Wenn man an Diktatoren denkt, fallen häufig die gleichen Namen: Kim Jong Un in Nordkorea, Baschar al-Assad in Syrien, Alexander Lukaschenko in Belarus. Doch die Liste der autoritär regierten Staaten ist länger. Auf der Welt - und sogar in Europa.

Seit 1994 regiert Alexander Lukaschenko mit harter Hand in Belarus. Aktuell ist sein Land täglich in den Nachrichten: Ziemlich offensichtlich hat Lukaschenko die Präsidentschaftswahlen gefälscht, lässt Oppositionelle und Regierungskritiker willkürlich verhaften und Demonstranten niederknüppeln. Europas letzter Diktator, wie Lukaschenko gerne genannt wird, ist er aber nicht. In Europa gibt es mehrere Staaten, die Historiker Andreas Wirsching von der Universität München als "hybride Mischform" bezeichnet, aus der sich "eine Diktatur entwickeln" könnte.

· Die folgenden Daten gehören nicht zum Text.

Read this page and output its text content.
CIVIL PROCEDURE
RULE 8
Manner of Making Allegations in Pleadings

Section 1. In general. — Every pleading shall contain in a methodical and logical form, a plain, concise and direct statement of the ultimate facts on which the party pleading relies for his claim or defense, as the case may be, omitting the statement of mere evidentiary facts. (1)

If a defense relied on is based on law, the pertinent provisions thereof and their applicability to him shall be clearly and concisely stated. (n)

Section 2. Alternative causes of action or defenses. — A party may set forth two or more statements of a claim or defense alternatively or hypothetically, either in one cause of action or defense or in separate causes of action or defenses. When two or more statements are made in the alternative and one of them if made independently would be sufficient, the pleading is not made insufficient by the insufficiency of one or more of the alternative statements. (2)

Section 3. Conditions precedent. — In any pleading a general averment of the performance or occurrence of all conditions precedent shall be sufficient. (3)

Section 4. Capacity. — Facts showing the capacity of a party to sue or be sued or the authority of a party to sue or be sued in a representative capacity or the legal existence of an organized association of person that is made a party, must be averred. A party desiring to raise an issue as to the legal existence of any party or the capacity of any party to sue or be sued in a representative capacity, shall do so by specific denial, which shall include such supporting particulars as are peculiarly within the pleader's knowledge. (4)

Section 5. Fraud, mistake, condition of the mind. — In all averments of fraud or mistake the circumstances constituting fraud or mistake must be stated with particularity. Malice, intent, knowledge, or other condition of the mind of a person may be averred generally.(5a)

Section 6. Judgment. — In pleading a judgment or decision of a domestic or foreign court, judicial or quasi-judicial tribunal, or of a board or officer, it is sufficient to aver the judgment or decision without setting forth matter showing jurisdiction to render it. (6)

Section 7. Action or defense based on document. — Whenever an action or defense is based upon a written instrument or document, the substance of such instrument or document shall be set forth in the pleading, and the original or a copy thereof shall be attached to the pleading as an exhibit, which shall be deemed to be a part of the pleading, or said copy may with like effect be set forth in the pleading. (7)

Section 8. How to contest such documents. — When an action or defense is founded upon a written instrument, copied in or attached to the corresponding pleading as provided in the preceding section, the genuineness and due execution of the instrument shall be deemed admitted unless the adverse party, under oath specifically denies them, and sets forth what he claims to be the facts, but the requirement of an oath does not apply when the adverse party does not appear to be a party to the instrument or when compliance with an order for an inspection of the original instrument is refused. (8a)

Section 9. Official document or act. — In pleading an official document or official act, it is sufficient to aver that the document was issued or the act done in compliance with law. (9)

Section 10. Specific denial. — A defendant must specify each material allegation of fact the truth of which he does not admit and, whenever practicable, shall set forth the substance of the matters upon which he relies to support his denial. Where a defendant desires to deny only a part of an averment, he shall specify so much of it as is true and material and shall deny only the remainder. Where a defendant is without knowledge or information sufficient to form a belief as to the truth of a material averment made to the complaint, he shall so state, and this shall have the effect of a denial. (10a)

Zu diesen Staaten gehört auch Russland: "Russland ist eben auch ein Teil Europas. Und auch dort gibt es entsprechende Entwicklungen", sagt der Leiter des Instituts für Zeitgeschichte München-Berlin im ntv-Podcast "Wieder was gelernt". "Wahlen werden auf verschiedene Art und Weise so monopolisiert, dass das Ergebnis im Grunde schon vorher klar ist. Damit wird eine persönliche Machtstruktur entwickelt, die man dann tendenziell diktatorisch nennen kann."

Wladimir Putin hat die Verfassung kürzlich so verändert, dass er bis 2036 im Amt bleiben und somit praktisch auf Lebenszeit Russland regieren kann. In der Türkei hat Recep Tayyip Erdogan ein Präsidialsystem eingeführt, das ihm nahezu uneingeschränkte Macht verleiht. In Ungarn hat Viktor Orbán die Corona-Krise genutzt, um den Ausnahmezustand auszurufen und eine Zeit lang per Dekret regieren zu können. Das alles kann man tendenziell diktatorisch nennen, sagt Andreas Wirsching.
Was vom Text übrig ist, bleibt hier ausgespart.